Which Trading Platform in India Allows Exiting Open Option Positions at the Best Bid/Offer Price Setting of Your Choice?

Anyone who day trades options in India knows the frustration of watching a profitable position turn into a smaller gain—or even a loss—the moment you hit the exit button. The culprit? Wide bid-ask spreads that eat into your mark-to-market (MTM) profits when using standard market orders.

Sahi’s trading platform addresses this problem by letting you exit positions at either the best bid or best offer price, depending on whether you’re selling or buying to close your position. This feature gives day traders control over their exit prices without the slippage that typically comes with market orders.

Understanding the Spread Problem for Day Traders

When you buy an option, you pay the ask price (the higher price sellers are willing to accept). When you sell, you receive the bid price (the lower price buyers are willing to pay). The difference between these two prices is the spread, and it represents an immediate cost to your trade.

For day traders working with tight profit margins, this spread can be devastating. Your position might show a decent profit on screen, but if the bid-ask spread is wide, hitting a market order to exit could instantly eat into those gains. This happens because market orders execute at whatever price is available, which for a sell order means the best bid price, not the LTP your P&L calculation is showing.

The problem intensifies during volatile periods, in illiquid option strikes, or during weekly expiries when spreads can widen significantly. Your MTM shows green, but the actual exit price tells a different story.

How Sahi’s Best Bid/Offer Feature Works

Sahi solves this through its One Tap Orders functionality with customizable price settings. Here’s how it works in practice:

For selling (exiting long positions): You can set your exit order to execute at the best offer price instead of the best bid. This means when you’re closing a position you bought, your sell order is placed at the ask price where other buyers are willing to purchase. While this doesn’t guarantee immediate execution, it significantly reduces the slippage compared to accepting the lower bid price.

For buying (exiting short positions): Similarly, when closing a short position, you can configure the system to place your buy order at the best bid price rather than paying the higher offer price.

To set this up, navigate to the Scalper’s three-dot menu, select Order Defaults, then One Tap Orders, and choose “Limit” with your preferred price option—either Best Bid Offer, Last Traded Price (LTP), or midpoint pricing. Once configured, exiting becomes a single tap: click the position and select “Exit.” The system automatically places your limit order at your chosen price setting.

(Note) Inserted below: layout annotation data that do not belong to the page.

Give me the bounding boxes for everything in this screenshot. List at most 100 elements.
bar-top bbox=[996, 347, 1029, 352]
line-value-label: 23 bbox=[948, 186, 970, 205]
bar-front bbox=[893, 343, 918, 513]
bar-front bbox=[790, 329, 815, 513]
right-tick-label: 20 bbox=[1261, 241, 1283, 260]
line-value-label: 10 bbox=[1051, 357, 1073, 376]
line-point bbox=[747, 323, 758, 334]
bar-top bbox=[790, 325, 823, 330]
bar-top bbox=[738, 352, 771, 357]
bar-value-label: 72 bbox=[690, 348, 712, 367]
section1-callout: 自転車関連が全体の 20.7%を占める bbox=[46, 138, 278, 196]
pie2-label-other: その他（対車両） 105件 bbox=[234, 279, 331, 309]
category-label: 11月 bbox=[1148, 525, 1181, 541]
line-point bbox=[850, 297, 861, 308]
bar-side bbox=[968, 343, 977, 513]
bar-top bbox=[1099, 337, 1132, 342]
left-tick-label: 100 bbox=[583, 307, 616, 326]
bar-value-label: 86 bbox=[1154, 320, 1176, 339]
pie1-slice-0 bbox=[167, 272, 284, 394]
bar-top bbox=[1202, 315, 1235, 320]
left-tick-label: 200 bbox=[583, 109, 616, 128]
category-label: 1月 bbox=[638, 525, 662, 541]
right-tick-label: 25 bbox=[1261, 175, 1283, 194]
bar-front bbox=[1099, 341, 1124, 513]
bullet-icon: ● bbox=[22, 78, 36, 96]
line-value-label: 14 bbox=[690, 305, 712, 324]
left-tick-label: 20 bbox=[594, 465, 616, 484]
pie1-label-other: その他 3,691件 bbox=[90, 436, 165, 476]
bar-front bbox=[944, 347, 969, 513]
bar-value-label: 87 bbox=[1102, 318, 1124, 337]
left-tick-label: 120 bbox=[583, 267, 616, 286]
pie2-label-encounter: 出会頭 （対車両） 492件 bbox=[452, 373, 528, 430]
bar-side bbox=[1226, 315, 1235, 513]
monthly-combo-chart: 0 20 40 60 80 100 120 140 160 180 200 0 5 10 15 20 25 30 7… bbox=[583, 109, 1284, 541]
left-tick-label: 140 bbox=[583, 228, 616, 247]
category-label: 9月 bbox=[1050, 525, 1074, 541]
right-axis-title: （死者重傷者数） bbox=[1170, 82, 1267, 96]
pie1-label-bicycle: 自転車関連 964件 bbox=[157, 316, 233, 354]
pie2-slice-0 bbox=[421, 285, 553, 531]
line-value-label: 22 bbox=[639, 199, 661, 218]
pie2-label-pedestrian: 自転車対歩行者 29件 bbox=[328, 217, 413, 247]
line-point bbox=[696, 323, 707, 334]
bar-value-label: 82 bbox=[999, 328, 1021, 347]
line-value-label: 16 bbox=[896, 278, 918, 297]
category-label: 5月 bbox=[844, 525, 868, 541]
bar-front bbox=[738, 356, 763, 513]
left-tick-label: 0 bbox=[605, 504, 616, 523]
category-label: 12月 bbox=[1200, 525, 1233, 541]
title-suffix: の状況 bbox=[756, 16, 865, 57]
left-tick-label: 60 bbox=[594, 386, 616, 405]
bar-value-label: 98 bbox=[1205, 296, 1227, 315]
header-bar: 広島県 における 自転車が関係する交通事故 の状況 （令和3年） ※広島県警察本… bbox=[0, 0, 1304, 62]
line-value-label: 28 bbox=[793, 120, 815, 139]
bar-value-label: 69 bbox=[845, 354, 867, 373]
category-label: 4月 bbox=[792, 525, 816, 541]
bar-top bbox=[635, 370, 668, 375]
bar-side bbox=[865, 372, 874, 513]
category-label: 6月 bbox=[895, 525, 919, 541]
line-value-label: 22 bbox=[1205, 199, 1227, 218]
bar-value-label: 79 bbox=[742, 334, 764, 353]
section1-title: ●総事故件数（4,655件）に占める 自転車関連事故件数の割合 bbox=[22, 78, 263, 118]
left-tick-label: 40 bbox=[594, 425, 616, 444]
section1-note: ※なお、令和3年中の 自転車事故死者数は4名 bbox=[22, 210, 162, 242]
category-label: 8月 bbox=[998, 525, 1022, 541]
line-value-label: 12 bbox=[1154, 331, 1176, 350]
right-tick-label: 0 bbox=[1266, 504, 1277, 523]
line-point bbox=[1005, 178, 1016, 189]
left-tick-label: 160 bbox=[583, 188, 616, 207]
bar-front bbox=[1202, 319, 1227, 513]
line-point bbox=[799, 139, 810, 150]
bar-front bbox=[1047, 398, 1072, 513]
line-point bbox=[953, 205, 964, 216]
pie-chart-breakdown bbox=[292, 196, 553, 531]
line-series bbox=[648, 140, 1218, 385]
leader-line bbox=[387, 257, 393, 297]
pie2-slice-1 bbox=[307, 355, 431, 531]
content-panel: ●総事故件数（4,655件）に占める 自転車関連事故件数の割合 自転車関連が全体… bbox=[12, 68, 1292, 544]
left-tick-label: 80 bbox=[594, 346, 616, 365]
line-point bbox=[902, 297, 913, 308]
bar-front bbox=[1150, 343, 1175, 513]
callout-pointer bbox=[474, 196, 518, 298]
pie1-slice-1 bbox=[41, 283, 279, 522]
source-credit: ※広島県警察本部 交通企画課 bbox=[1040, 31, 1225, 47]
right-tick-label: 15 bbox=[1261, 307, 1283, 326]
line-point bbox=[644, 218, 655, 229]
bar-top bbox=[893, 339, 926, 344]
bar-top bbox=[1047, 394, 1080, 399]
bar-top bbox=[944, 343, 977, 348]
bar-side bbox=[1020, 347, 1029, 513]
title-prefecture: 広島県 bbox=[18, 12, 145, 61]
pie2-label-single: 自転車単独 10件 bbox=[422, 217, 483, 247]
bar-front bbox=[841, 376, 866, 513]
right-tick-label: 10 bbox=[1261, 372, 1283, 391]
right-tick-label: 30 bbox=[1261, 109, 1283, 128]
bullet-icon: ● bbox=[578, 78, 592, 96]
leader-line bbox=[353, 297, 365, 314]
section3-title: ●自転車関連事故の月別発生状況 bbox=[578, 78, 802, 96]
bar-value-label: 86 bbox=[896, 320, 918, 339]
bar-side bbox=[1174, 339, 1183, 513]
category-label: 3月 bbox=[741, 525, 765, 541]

Real-World Impact on Your Trading P&L

The difference between exiting at the best bid versus the best offer can be substantial, especially when you’re taking multiple trades throughout the day. When spreads are tight, the impact might be minimal. But during volatile market conditions or when trading less liquid strikes, that spread widens considerably.

With a standard market order on most platforms, your sell order executes at the best bid price—the lower end of the spread. This immediately reduces your realized profit compared to what your screen was showing based on last traded price.

With Sahi’s best offer setting, your exit order is placed at the ask price instead. If another buyer takes it, you capture a better exit price. Even if you need to adjust down slightly for faster execution, you’re still better off than the automatic fill at the bid that market orders give you.

This difference compounds across multiple trades throughout the day. Active day traders taking numerous positions can see these small slippages add up to significant amounts over weeks and months.

Additional Features for Day Traders

Beyond the customizable exit pricing, Sahi offers several tools designed specifically for fast-paced intraday trading. The platform includes keyboard shortcuts for rapid order placement, chart-based trading that lets you enter and exit directly from price charts, and automatic large order slicing to prevent market impact on bigger positions.

The Sahi’s Scalper interface provides a single-screen experience where you can monitor open interest, put-call ratios, and Greeks without switching between multiple windows—critical when you need to make split-second exit decisions.

The platform charges ₹10 per executed order for F&O trades, with the first 30 days free. This pricing is more favorable than the standard ₹20 per order charged by established brokers like Zerodha, Upstox, and Angel One.

How Traditional Platforms Handle Exits

Other popular Indian brokers support limit orders, but they require manual intervention. You need to open the order window, check the current order book, identify the best bid or offer price, manually enter that price, and then submit the order. During fast-moving markets, by the time you’ve completed these steps, prices may have already changed.

This manual process also increases the cognitive load when you’re managing multiple positions simultaneously—a common scenario for active day traders. The extra seconds spent placing each exit order can mean the difference between a profitable day and a losing one.

The Bottom Line for Day Traders

For day traders working in the Indian options market where spreads can quickly erode intraday profits, having control over exit pricing isn’t just convenient—it’s essential for protecting your MTM. Sahi’s automated best bid/offer exit feature removes the friction from closing positions while giving you the flexibility to choose execution at prices that preserve your profits rather than giving away money to the spread.

The ability to configure this once and then execute with a single tap makes it practical for high-frequency trading styles where every rupee matters and every second counts.